[ Décarbonation ]
La démarche >> Trajectoire de décarbonation >> MACF (CBAM)
Réduction des émissions de gaz à effet de serre : les bénéfices pour les entreprises
Pour lutter contre le réchauffement climatique, les États européens ont adopté d’ambitieux objectifs : réduire d’au moins 55% les émissions de gaz à effet de serre (GES) d’ici à 2030 et atteindre la neutralité climatique à horizon 2050. Pour les entreprises et les organisations, participer à l’atteinte de ces cibles présente plusieurs avantages.

Pourquoi engager une démarche de décarbonation ?
Décarboner sa chaîne de valeur n’est pas qu’un défi environnemental : c’est un aspect clé de la compétitivité à bien des niveaux.
- Financier : diminuer son recours aux énergies fossiles ainsi que ses consommations énergétiques, revient à être moins dépendants des coûts de l’énergie ; un aspect d’autant plus stratégique dans le contexte de grande volatilité des coûts qui caractérise les marchés de l’énergie.
- Conformité réglementaire : les bilans carbone sont obligatoires pour toute entreprise de plus de 500 salariés1. Par ailleurs, certaines entreprises sont soumises aux quotas carbone (Système Européen d’échange de Quotas d’Émissions SEQE-UE, ou European Trading System en anglais EU ETS). Enfin, les entreprises importatrices de biens provenant hors d’Europe doivent respecter le Mécanisme d’Ajustement Carbone aux Frontières (MACF).
- Robustesse : faire évoluer son mix énergétique est un atout en termes de souveraineté, notamment en ayant moins recours aux énergies fossiles, majoritairement importées.
- Clients : les entreprises capables de prouver la performance carbone de leurs produits et services gagnent en avantage concurrentiel.
- Investisseurs : ils sont de plus en plus nombreux à conditionner leur prêt à une cible annuelle de réduction d’émissions de gaz à effet de serre. Idem pour les assurances, qui ont renforcé leurs critères ESG dans le calcul de leurs primes.
- Collaborateurs : une entreprise qui agit pour diminuer son impact sur le climat (et plus largement l’environnement) et qui prend en compte ces enjeux dans son modèle économique, aura beaucoup plus de facilités à recruter et à fidéliser ses équipes.
1 Le bilan carbone est également obligatoire pour les collectivités publiques de plus de 50 000 habitants et les organisations publiques employant plus de 250 personnes.
Qu’est-ce que le SEQE-UE ou EU ETS ?
Le Système d’Échange de Quotas d’Émission de l’Union Européenne (SEQE-UE ou EU ETS – Emission Trading System) est le plus grand système d’échange de quotas d’émission de gaz à effet de serre (GES) au monde.
Lancé en 2005 pour agir contre le changement climatique, le dispositif concerne les secteurs de l’énergie, de l’industrie, complété par l’aviation, le transport maritime, le tertiaire et le transport routier (EU ETS 2).

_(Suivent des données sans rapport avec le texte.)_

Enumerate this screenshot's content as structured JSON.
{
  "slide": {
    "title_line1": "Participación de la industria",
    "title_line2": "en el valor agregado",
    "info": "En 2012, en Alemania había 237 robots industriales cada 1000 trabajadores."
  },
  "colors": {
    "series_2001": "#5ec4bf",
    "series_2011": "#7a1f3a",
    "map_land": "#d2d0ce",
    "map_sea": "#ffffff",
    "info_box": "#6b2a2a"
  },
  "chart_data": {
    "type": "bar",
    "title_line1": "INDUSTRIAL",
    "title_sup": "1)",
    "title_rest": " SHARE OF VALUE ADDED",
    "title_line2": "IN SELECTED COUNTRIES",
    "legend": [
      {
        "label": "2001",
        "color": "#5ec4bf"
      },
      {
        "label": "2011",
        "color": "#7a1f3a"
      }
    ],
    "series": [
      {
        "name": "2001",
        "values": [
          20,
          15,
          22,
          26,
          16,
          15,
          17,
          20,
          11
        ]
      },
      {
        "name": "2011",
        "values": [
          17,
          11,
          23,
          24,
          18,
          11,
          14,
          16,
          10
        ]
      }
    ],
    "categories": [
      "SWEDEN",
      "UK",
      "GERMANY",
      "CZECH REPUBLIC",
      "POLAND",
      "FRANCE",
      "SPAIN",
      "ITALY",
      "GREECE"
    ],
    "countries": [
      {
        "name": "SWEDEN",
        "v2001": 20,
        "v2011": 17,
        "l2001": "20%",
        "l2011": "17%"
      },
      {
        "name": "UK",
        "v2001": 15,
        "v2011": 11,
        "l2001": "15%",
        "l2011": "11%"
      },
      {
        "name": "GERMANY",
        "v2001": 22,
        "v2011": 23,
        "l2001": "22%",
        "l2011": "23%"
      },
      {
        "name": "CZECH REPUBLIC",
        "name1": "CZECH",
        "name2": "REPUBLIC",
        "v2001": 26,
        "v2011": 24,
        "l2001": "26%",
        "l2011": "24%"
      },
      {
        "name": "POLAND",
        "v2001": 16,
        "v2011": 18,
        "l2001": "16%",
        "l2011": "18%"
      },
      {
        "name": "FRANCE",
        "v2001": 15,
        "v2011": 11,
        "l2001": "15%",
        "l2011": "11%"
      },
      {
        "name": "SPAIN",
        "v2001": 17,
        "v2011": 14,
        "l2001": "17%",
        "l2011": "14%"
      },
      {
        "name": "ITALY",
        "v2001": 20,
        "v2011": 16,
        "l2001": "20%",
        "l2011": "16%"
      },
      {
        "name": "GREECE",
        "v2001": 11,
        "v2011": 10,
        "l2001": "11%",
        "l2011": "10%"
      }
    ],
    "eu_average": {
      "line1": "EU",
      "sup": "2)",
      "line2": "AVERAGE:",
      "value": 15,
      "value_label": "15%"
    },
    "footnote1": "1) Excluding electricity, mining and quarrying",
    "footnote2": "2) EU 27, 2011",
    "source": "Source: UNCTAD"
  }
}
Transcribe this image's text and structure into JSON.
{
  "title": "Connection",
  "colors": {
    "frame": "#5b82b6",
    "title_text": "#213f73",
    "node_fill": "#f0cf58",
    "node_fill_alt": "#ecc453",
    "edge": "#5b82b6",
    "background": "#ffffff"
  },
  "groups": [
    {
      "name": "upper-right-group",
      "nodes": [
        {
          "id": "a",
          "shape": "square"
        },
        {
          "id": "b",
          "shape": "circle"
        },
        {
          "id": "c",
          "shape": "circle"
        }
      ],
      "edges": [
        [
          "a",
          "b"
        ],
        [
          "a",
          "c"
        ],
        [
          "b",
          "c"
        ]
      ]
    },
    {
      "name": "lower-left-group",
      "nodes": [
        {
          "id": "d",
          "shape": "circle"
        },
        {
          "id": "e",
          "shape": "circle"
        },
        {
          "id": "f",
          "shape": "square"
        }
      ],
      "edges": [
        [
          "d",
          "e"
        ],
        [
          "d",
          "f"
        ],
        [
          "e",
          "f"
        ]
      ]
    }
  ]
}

Chaque année, les entreprises de ces secteurs ont un plafond d’émission de GES à ne pas dépasser, en tonnes de CO2. Si elles n’atteignent pas ce plafond, elles peuvent revendre leurs quotas à d’autres structures assujetties, via les marchés carbone : que ce soit par enchère ou en échangeant de gré à gré, le SEQE repose sur ce mécanisme de plafonnement et d’échange des émissions.
Pour inciter les acteurs à réduire leur émissions de gaz à effet de serre, l’Union Européenne diminue progressivement les plafonds d’émissions autorisées : il devient ainsi plus intéressant pour les entreprises d’investir dans leur décarbonation plutôt que d’acheter des droits à émettre au-delà du plafond (les “certificats EUA”, European Union Allowances).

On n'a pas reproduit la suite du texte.